Tim Whittle graduated with a degree in Engineering Science from Cambridge University in 1979 and joined Flopetrol – a well testing company. Having gained field experience and developed pressure derivative analysis methods, he moved into consulting roles performing reservoir engineering and pressure transient analysis studies as well as teaching and developing software. For the last ten years, he worked at BG Group (now Shell) where his last role was Chief Reservoir Engineering Advisor and Group Technical Authority in Well Testing and Pressure Transient Analysis. A SPE Distinguished lecturer (2010-11), he is now an independent consultant and Visiting Professor at Imperial College where his research interest is Multi-well Deconvolution.

Dr Jonathan Cumming

j.a.cumming@durham.ac.uk

Jonathan A. Cumming is Lecturer in Statistics in the Department of Mathematical Sciences at Durham University and Director of SMCU. His research interests include statistical methods for well-test analysis, uncertainty analysis of complex models, statistical computation, and dimension reduction. He holds a BSc degree in Computer Science & Mathematics and a PhD in Statistics from Durham University.

 

Dr Ian Jermyn

i.h.jermyn@durham.ac.uk

Ian Jermyn received a BA Honours degree (First Class) in Physics from Oxford University, and a PhD in Theoretical Physics from the University of Manchester, UK. After working as a postdoc at the International Centre for Theoretical Physics in Trieste, Italy, he studied for and received a PhD in Computer Vision from the Computer Science department of the Courant Institute of Mathematical Sciences at New York University. He then joined the Ariana research group at Inria Sophia Antipolis, first as a postdoctoral researcher, and then as a Senior Research Scientist. Since September 2010, he has been Reader in Statistics in the Department of Mathematical Sciences at Durham University. His research concerns statistical geometry: the statistical modelling of shape and geometric structure, particularly using random fields with complex interactions and Riemannian geometry.
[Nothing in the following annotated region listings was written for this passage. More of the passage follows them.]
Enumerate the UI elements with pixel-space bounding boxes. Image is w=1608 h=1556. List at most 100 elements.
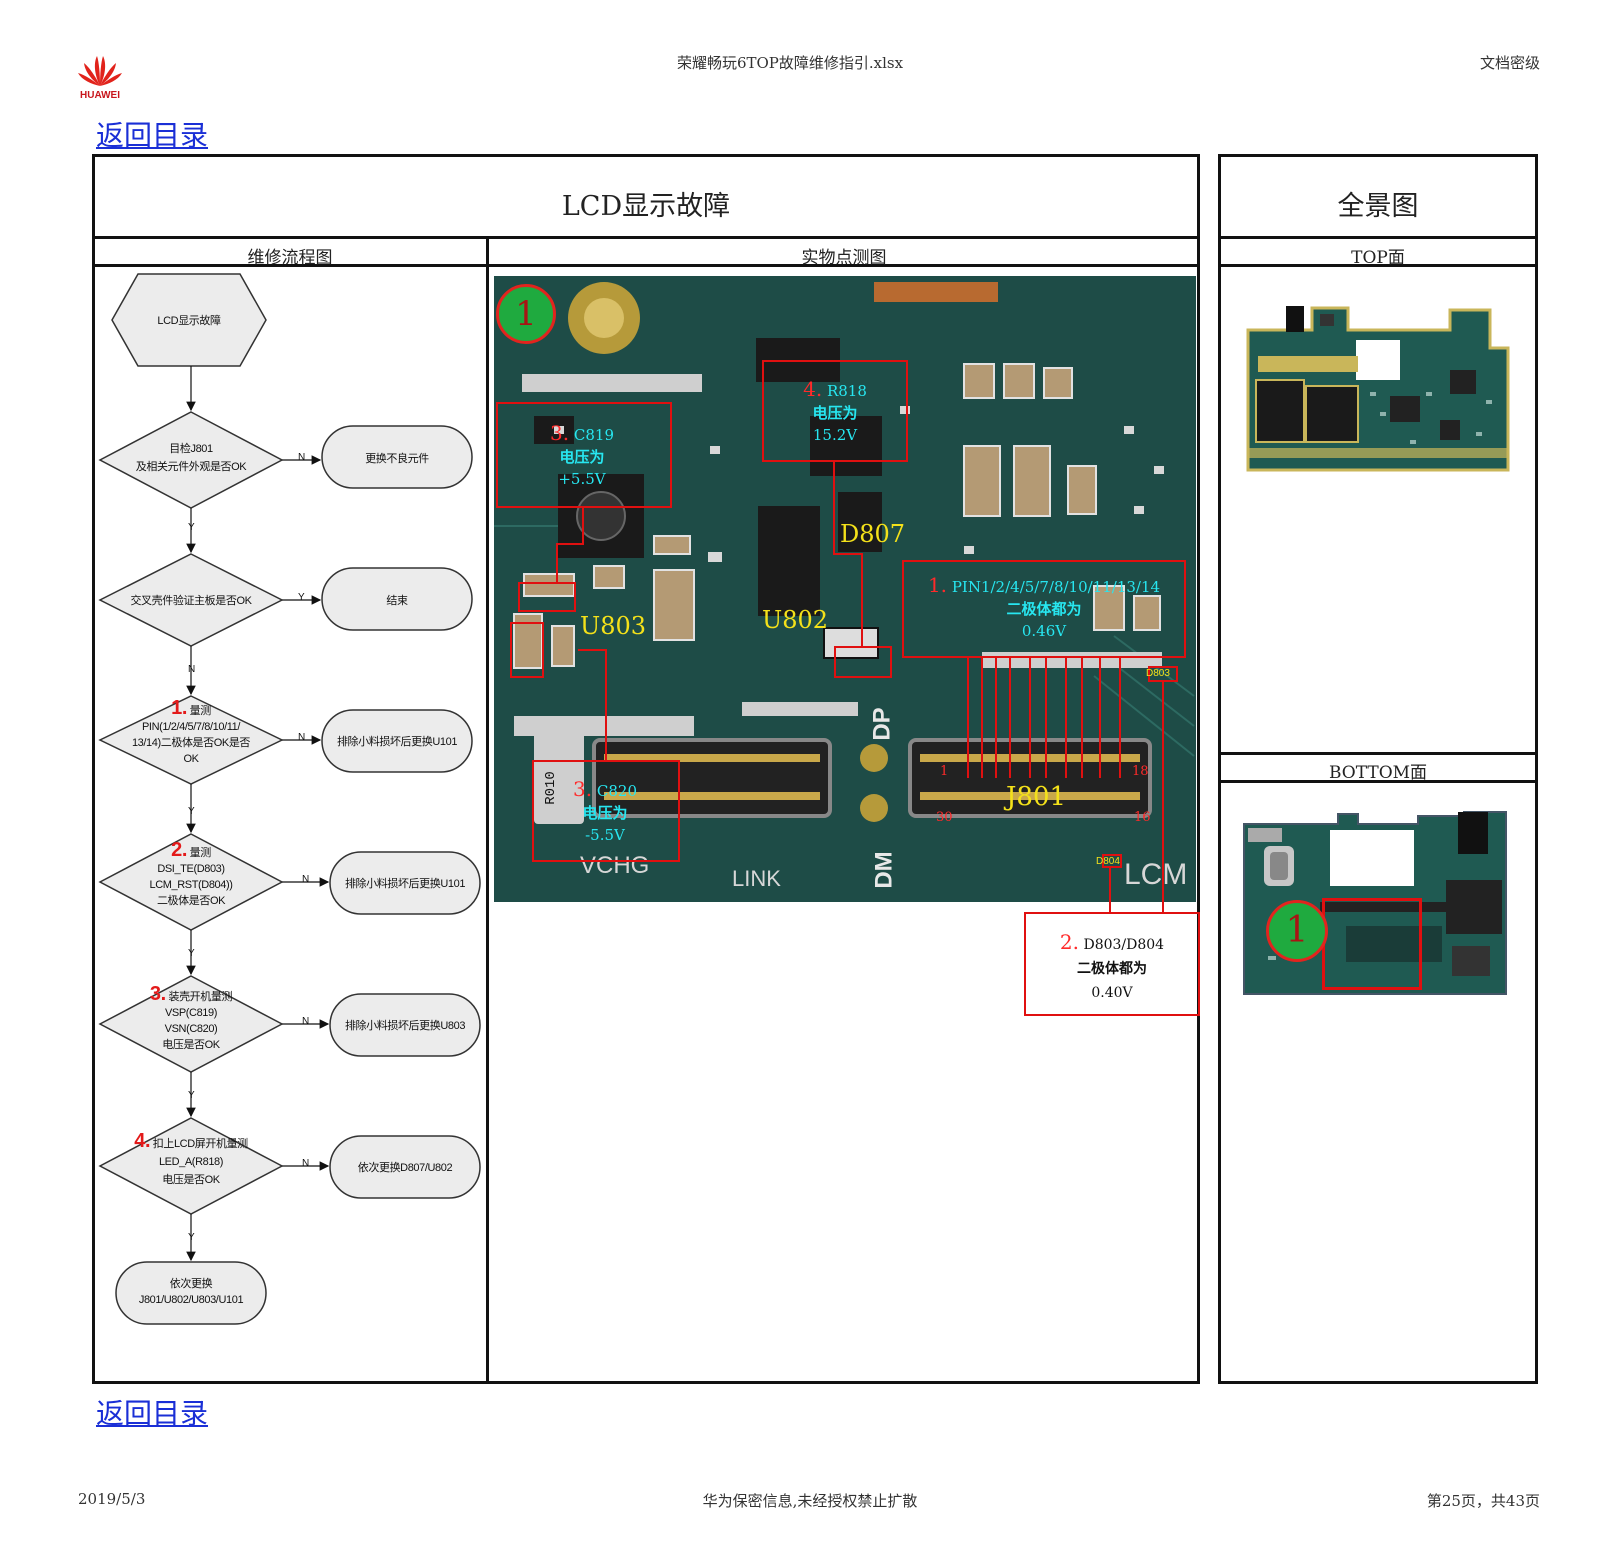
flow-decision-4[interactable]: 2. 量测 DSI_TE(D803) LCM_RST(D804)) 二极体是否O…: [112, 840, 270, 909]
annotation-r818-line2: 电压为: [812, 404, 858, 422]
flow-decision-4-line1: 量测: [189, 847, 212, 859]
annotation-c819-num: 3.: [550, 421, 570, 445]
annotation-c819: 3. C819 电压为 +5.5V: [526, 422, 638, 490]
label-d807: D807: [840, 520, 906, 548]
flow-decision-4-line2: DSI_TE(D803): [157, 863, 225, 875]
flow-decision-6[interactable]: 4. 扣上LCD屏开机量测 LED_A(R818) 电压是否OK: [112, 1130, 270, 1189]
flow-decision-6-line3: 电压是否OK: [162, 1174, 220, 1186]
back-to-toc-link-bottom[interactable]: 返回目录: [96, 1397, 209, 1430]
flow-action-3[interactable]: 排除小料损坏后更换U101: [336, 736, 458, 748]
annotation-d803-d804-num: 2.: [1059, 930, 1080, 954]
flow-decision-5-num: 3.: [149, 983, 166, 1005]
annotation-r818-num: 4.: [803, 377, 823, 401]
box-c820-part: [510, 622, 544, 678]
flow-decision-6-line2: LED_A(R818): [158, 1156, 224, 1168]
side-title-sep: [1218, 236, 1538, 239]
flow-decision-1[interactable]: 目检J801 及相关元件外观是否OK: [110, 440, 272, 476]
silk-link: LINK: [732, 866, 781, 891]
annotation-pins: 1. PIN1/2/4/5/7/8/10/11/13/14 二极体都为 0.46…: [906, 574, 1182, 642]
annotation-r818: 4. R818 电压为 15.2V: [770, 378, 900, 446]
top-face-label: TOP面: [1351, 248, 1405, 268]
silk-vchg: VCHG: [580, 852, 650, 879]
flow-label-y5: Y: [188, 1090, 195, 1101]
box-r818: [762, 360, 908, 462]
label-u803: U803: [580, 612, 647, 640]
flow-decision-1-line1: 目检J801: [169, 443, 213, 455]
annotation-c820-line2: 电压为: [582, 804, 628, 822]
flow-action-1[interactable]: 更换不良元件: [365, 453, 429, 465]
label-d803: D803: [1146, 668, 1170, 679]
box-c819-part: [518, 582, 576, 612]
flow-action-5[interactable]: 排除小料损坏后更换U803: [344, 1020, 466, 1032]
flow-decision-5-line1: 装壳开机量测: [168, 991, 233, 1003]
label-j801: J801: [1006, 782, 1067, 812]
flow-final-line2: J801/U802/U803/U101: [138, 1294, 244, 1306]
flow-action-4[interactable]: 排除小料损坏后更换U101: [344, 878, 466, 890]
photo-marker: 1: [496, 284, 556, 344]
logo-wordmark: HUAWEI: [80, 90, 120, 101]
flow-decision-1-line2: 及相关元件外观是否OK: [135, 461, 247, 473]
pin-18-label: 18: [1132, 764, 1149, 779]
silk-lcm: LCM: [1124, 858, 1188, 891]
flow-action-6[interactable]: 依次更换D807/U802: [357, 1162, 453, 1174]
huawei-logo-icon: [78, 56, 122, 86]
flow-header: 维修流程图: [247, 248, 333, 268]
pin-1-label: 1: [940, 764, 949, 779]
flow-decision-3-line2: PIN(1/2/4/5/7/8/10/11/: [141, 721, 240, 733]
box-r818-part: [834, 646, 892, 678]
bottom-board-marker: 1: [1266, 900, 1328, 962]
flow-label-y4: Y: [188, 948, 195, 959]
main-subheader-sep: [92, 264, 1200, 267]
huawei-logo: HUAWEI: [74, 50, 126, 102]
flow-decision-6-num: 4.: [134, 1130, 151, 1152]
annotation-c820-title: C820: [596, 782, 637, 800]
side-mid-sep2: [1218, 780, 1538, 783]
flow-decision-3-line3: 13/14)二极体是否OK是否: [131, 737, 251, 749]
annotation-d803-d804-line2: 二极体都为: [1077, 961, 1147, 977]
flow-label-n2: N: [188, 664, 196, 675]
flow-decision-5-line2: VSP(C819): [164, 1007, 218, 1019]
flow-label-y1: Y: [188, 522, 195, 533]
label-d804: D804: [1096, 856, 1120, 867]
annotation-r818-value: 15.2V: [812, 426, 858, 444]
flow-label-n4: N: [302, 874, 310, 885]
flow-label-n5: N: [302, 1016, 310, 1027]
box-d803: [1148, 666, 1178, 682]
main-col-sep: [486, 236, 489, 1384]
flow-decision-5-line3: VSN(C820): [164, 1023, 218, 1035]
flow-decision-3-line1: 量测: [189, 705, 212, 717]
label-u802: U802: [762, 606, 829, 634]
annotation-c819-value: +5.5V: [558, 470, 606, 488]
annotation-pins-value: 0.46V: [1021, 622, 1067, 640]
flow-label-y6: Y: [188, 1232, 195, 1243]
file-title: 荣耀畅玩6TOP故障维修指引.xlsx: [676, 54, 904, 72]
flow-decision-3[interactable]: 1. 量测 PIN(1/2/4/5/7/8/10/11/ 13/14)二极体是否…: [112, 697, 270, 767]
flow-label-y3: Y: [188, 806, 195, 817]
annotation-d803-d804-value: 0.40V: [1091, 985, 1133, 1001]
flow-label-n1: N: [298, 452, 306, 463]
flow-decision-2[interactable]: 交叉壳件验证主板是否OK: [130, 595, 252, 607]
side-frame: [1218, 154, 1538, 1384]
flow-decision-5[interactable]: 3. 装壳开机量测 VSP(C819) VSN(C820) 电压是否OK: [112, 983, 270, 1053]
main-frame: [92, 154, 1200, 1384]
footer-page: 第25页，共43页: [1426, 1492, 1540, 1510]
side-top-sep: [1218, 264, 1538, 267]
flow-final-line1: 依次更换: [169, 1278, 213, 1290]
annotation-c820: 3. C820 电压为 -5.5V: [550, 778, 660, 846]
annotation-d803-d804: 2. D803/D804 二极体都为 0.40V: [1024, 930, 1200, 1005]
flow-label-n6: N: [302, 1158, 310, 1169]
flow-final[interactable]: 依次更换 J801/U802/U803/U101: [116, 1276, 266, 1308]
annotation-c819-title: C819: [573, 426, 614, 444]
pin-30-label: 30: [936, 810, 953, 825]
footer-date: 2019/5/3: [78, 1490, 146, 1508]
back-to-toc-link-top[interactable]: 返回目录: [96, 119, 209, 152]
flow-end-ok[interactable]: 结束: [386, 595, 408, 607]
annotation-c819-line2: 电压为: [559, 448, 605, 466]
flow-decision-4-line4: 二极体是否OK: [156, 895, 226, 907]
annotation-pins-line2: 二极体都为: [1006, 600, 1082, 618]
annotation-r818-title: R818: [826, 382, 867, 400]
annotation-c820-value: -5.5V: [585, 826, 625, 844]
flow-decision-3-num: 1.: [171, 697, 188, 719]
This work is motivated by problems of shape and texture modelling in image processing, computer vision, and computer graphics. Using a Bayesian approach, it has been extensively applied to different types of images, including biological and remote sensing imagery. He is also interested in information geometry as applied to inference.

Professor Kim Parker

k.parker@imperial.ac.uk

Professor Kim Parker is Emeritus Professor of Physiological Fluid Mechanics in the Department of Bioengineering at Imperial. He trained at Princeton University as an aeronautical engineer specialising in combustion and rocketry, followed by experience in the Mechanics Department at Johns Hopkins University, but has been studying various aspects of haemodynamics and physiological mechanics since joining the Physiological Flow Studies Unit at IC over 30 years ago. His work in haemodynamics has included the analysis of the wave nature of flow in the arteries, the haemodynamics of the heart and the coupling of flow from the heart to the arteries, and the experimental and theoretical study of the mechanics of the deep veins of the calf. His work in connective tissue mechanics has included study of the deformation of the red-blood cell membrane, the osmotic pressure in cartilage and the physicochemical properties of elastin.